INTRODUCTION: In human sepsis, little is known about the relationships between complement activation and the clinical characteristics of sepsis, including disseminated intravascular coagulation (DIC), interventions, and prognosis.

PATIENTS AND METHODS: Adult patients with sepsis admitted from November 2016 to December 2018 were included. We used the plasma levels of soluble C5b-9 (SC5b-9) as a marker of complement activation. We compared the clinical characteristics and complement components between patients with and without DIC. We also compared the clinical characteristics and each DIC parameter across quartile groups for the SC5b-9 value.

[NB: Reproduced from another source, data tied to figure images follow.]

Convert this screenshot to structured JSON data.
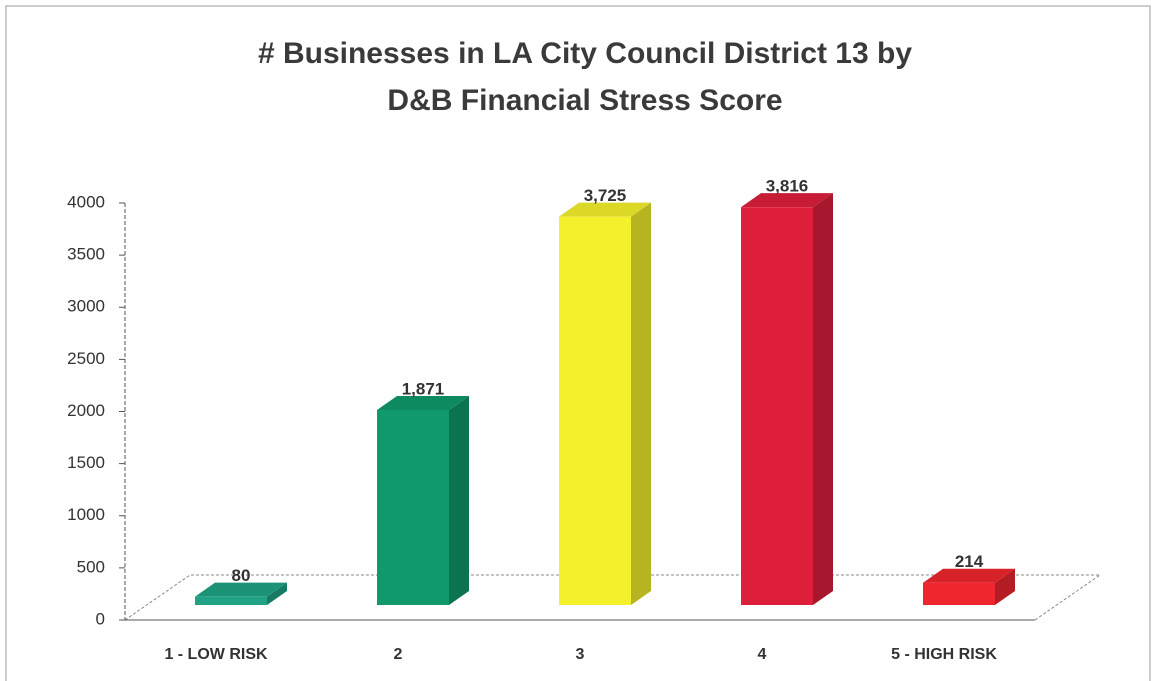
{
  "chart_data": {
    "type": "bar3d",
    "title": [
      "# Businesses in LA City Council District 13 by",
      "D&B Financial Stress Score"
    ],
    "categories": [
      "1 - LOW RISK",
      "2",
      "3",
      "4",
      "5 - HIGH RISK"
    ],
    "values": [
      80,
      1871,
      3725,
      3816,
      214
    ],
    "value_labels": [
      "80",
      "1,871",
      "3,725",
      "3,816",
      "214"
    ],
    "colors": [
      "#1fa384",
      "#10996c",
      "#f4f02c",
      "#de1f3c",
      "#f0262e"
    ],
    "ylim": [
      0,
      4000
    ],
    "yticks": [
      0,
      500,
      1000,
      1500,
      2000,
      2500,
      3000,
      3500,
      4000
    ]
  }
}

RESULTS: Forty-nine sepsis patients were eligible. Thirty-four patients developed DIC, and eight patients died. The median (interquartile range) SC5b-9 value was 342 (261-501) ng/mL. Compared with patients without DIC, patients with DIC showed lower C3 levels (mean, 95.7 vs. 70.4 mg/dL, P < 0.01) and higher SC5b-9 levels (median, 287 vs. 400 ng/mL, P = 0.01). Patients were stratified by SC5b-9 quartile (ng/mL: low: < 260, moderate: 260-342, high: 343-501, highest: > 501). The mean Sequential Organ Failure Assessment score varied across these groups (P = 0.02). In the high and highest groups, many more patients received vasopressors and developed DIC. In the highest group, the coagulation parameters were severe, and thrombocytopenia was prolonged. In-hospital mortality tended to be high (33%) in the highest group.

CONCLUSIONS: The degree of complement activation is related to DIC, severity, intensive interventions, and mortality. Further studies are needed to confirm the usefulness of SC5b-9 for stratifying sepsis patients.